Making the case for startup investment
While we’ve been strongly supported by our VC backers during the pandemic, the same can’t be said for every startup. How you enter a partnership is where the difference comes in. Transparency on where business is working (and not working) is key. So is clarity on the vision, despite the current uncertainty.
This, naturally, leads to the question of how you find the right VC firms to partner with.
Use the following five strategies to find the perfect VC partner for your business:
Do your research
VC firms do much more than provide the funds necessary to get a startup off the ground. They can also offer strategic advice, operational expertise, market insights and a network of connections that just might help accelerate your idea into a viable venture.
But you’ll never know which VCs to target until you do your research. Focus on those firms most likely to share in your vision and with a record of investing in your market sector, stage of company or geography.
Go in warm
At VC firms, there’s no shortage of unsolicited emails touting investment opportunities — and most (if not all) will be ignored. To increase your chances of garnering attention, it’s always best to go in warm.
This isn’t to say “cold calls” will leave your coffers empty, but you’ll often come off as more reputable when the connection is made through a warm introduction. It’ll serve as an endorsement of sorts and vouches for your character.
Work your network like crazy. Start with your strongest relationships and go from there. Explain exactly why you’re seeking an introduction without making a pitch. This is a favor, so it should be phrased in that way. If it’s a no-go, move on to the next shared contact.
Flex those PR muscles
Good publicity around a new venture is never a bad thing. When used properly, the positive attention helps build credibility and could get your venture covered by a media outlet or two. Even a story in the local paper can reassure potential investors that your product or service is more than some flash in the pan.
Get the word out about your venture. Create content that tells your story, and consider what’s truly newsworthy about your business. Why should people care? What valuable insights could you share with potential readers? Remember to come with facts and figures and to discuss more than yourself.
Attend networking events
Connecting with VCs during trade events may fall under the category of “cold calling,” but it’s still a means of networking and establishing relationships that may pay off later down the line — namely with junior members of VC firms.
Start attending conferences, even virtual ones. Introduce yourself to analysts at your target VC firms. They may be junior members of the investment team, but they will often have the most time and interest in hearing about unsolicited investment opportunities.
If you’ve got materials on hand, pass them along. An executive summary is always a good thing to bring to any trade event. The same can be said for a cover letter and other marketing collateral. Just make sure the “pitch” will catch their attention.
Work up game plans for every occasion
If the thought of an unsolicited approach from a junior member at a VC firm leaves you tongue-tied, you better get to work on a game plan on how to develop that relationship to secure further meetings.
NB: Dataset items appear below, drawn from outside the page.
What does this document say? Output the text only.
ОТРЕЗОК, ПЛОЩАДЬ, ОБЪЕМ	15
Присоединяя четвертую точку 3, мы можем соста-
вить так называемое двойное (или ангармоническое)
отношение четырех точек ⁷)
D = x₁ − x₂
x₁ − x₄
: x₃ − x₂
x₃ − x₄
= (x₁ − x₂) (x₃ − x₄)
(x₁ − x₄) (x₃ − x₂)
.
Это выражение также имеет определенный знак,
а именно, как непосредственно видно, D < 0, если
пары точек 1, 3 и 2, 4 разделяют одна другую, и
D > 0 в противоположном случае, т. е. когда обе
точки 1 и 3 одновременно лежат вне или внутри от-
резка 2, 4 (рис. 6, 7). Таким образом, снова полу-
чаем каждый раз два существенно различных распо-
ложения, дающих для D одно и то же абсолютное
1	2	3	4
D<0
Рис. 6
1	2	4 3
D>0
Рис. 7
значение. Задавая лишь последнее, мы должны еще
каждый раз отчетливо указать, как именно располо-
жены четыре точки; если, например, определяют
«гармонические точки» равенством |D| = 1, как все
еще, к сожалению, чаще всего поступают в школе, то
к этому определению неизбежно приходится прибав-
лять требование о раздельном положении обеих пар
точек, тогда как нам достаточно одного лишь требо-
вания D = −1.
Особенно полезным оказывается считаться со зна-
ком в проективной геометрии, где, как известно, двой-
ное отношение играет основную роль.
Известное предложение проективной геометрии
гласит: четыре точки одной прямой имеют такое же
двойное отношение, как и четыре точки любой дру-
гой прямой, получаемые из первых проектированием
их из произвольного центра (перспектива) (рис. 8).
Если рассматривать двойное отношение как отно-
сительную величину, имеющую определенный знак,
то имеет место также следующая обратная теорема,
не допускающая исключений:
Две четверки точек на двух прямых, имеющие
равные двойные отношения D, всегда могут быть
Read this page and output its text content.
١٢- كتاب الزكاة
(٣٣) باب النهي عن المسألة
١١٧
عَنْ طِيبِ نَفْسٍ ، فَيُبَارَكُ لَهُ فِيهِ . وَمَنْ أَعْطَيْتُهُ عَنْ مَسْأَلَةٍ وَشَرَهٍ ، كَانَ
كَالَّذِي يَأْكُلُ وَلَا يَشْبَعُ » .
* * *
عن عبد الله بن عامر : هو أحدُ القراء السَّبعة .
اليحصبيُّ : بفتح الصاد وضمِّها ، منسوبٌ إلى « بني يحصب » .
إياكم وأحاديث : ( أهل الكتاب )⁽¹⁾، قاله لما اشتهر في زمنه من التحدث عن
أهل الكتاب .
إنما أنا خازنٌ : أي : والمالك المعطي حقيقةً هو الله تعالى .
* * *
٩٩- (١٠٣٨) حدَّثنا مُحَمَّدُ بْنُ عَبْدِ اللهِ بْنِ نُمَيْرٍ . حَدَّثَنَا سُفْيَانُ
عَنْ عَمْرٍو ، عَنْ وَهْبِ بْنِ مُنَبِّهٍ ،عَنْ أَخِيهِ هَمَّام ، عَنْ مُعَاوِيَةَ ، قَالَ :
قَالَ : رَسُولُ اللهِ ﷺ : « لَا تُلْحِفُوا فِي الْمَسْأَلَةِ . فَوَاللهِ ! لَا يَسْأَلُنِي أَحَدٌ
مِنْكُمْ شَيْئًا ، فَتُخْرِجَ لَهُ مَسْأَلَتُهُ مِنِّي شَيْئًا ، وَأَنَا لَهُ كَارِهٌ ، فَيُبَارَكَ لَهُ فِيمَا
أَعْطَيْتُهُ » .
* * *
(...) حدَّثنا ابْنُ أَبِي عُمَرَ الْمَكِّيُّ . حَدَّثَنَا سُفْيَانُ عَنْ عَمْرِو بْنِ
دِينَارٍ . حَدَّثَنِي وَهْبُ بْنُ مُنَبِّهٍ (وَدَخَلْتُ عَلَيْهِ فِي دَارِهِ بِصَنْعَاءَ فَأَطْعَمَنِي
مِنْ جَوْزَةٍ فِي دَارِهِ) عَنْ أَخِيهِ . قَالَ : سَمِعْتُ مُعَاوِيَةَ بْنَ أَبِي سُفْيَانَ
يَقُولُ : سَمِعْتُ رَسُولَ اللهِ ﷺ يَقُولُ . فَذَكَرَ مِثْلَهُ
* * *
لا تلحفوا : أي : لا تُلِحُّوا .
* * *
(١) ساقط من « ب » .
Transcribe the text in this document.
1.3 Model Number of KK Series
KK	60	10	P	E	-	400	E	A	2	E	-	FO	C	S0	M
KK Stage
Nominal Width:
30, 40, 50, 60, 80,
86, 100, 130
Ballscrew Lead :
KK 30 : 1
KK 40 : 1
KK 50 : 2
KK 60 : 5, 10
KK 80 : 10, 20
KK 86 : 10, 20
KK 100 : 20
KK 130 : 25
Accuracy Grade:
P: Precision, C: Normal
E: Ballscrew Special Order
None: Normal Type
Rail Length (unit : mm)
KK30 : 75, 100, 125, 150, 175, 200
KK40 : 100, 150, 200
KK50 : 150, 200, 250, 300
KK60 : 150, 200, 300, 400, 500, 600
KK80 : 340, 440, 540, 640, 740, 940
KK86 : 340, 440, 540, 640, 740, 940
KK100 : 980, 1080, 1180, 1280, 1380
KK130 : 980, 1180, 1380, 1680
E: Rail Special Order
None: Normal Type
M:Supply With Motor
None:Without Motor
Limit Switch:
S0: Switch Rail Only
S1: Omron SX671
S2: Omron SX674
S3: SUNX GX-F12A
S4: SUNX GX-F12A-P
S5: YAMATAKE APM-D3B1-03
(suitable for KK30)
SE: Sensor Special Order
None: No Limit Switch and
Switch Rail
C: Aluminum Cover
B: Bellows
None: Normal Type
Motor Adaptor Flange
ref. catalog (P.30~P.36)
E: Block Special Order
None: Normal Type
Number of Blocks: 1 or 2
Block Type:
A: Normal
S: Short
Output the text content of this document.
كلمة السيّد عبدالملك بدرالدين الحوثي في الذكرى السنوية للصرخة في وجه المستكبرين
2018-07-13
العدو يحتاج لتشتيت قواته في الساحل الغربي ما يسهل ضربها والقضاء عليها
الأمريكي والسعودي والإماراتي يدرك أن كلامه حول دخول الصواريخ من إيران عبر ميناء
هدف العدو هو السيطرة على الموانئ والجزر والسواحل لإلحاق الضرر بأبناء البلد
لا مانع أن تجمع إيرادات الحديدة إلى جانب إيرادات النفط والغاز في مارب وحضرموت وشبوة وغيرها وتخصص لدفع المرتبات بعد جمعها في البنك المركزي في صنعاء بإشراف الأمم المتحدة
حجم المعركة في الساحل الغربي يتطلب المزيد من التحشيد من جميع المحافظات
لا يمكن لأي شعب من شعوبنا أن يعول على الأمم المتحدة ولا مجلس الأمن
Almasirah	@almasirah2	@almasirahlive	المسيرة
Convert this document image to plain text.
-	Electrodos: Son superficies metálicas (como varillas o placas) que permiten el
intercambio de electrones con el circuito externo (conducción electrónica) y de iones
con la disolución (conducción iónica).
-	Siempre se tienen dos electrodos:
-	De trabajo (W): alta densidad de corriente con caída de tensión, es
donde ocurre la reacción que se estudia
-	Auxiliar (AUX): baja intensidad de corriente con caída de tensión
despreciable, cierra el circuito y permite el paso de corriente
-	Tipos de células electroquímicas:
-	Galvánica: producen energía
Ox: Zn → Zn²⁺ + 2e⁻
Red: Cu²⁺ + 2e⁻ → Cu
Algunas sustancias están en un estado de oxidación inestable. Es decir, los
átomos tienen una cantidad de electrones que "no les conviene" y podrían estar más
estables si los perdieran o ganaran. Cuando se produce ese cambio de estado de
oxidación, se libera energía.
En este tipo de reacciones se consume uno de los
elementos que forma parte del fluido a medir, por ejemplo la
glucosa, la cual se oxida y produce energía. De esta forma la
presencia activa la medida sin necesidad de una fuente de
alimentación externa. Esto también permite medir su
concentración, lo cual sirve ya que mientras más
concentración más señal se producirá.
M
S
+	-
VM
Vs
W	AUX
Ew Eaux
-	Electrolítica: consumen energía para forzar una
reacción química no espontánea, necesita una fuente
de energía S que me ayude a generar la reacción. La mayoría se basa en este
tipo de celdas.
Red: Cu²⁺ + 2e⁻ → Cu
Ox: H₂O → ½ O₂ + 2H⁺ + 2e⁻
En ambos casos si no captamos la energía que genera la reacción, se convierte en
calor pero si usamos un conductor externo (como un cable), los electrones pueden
Understand that VCs plan investments well in advance — sometimes upwards of 24 months. Get to know the burn mechanics in your sector. What amount of capital will generate positive cash flow from your venture? How do you break out costs? You need those numbers and financial models at the ready should a request come in.
The startup space has never been easy, and preparation is still key. Get to know the VCs backing startups in your industry, leverage your network to make the right connections and get people talking about your business. It’s important to make the right choice in investors. They’ll be tied to your venture for a while, so it’s best to make sure they believe in what you’re doing.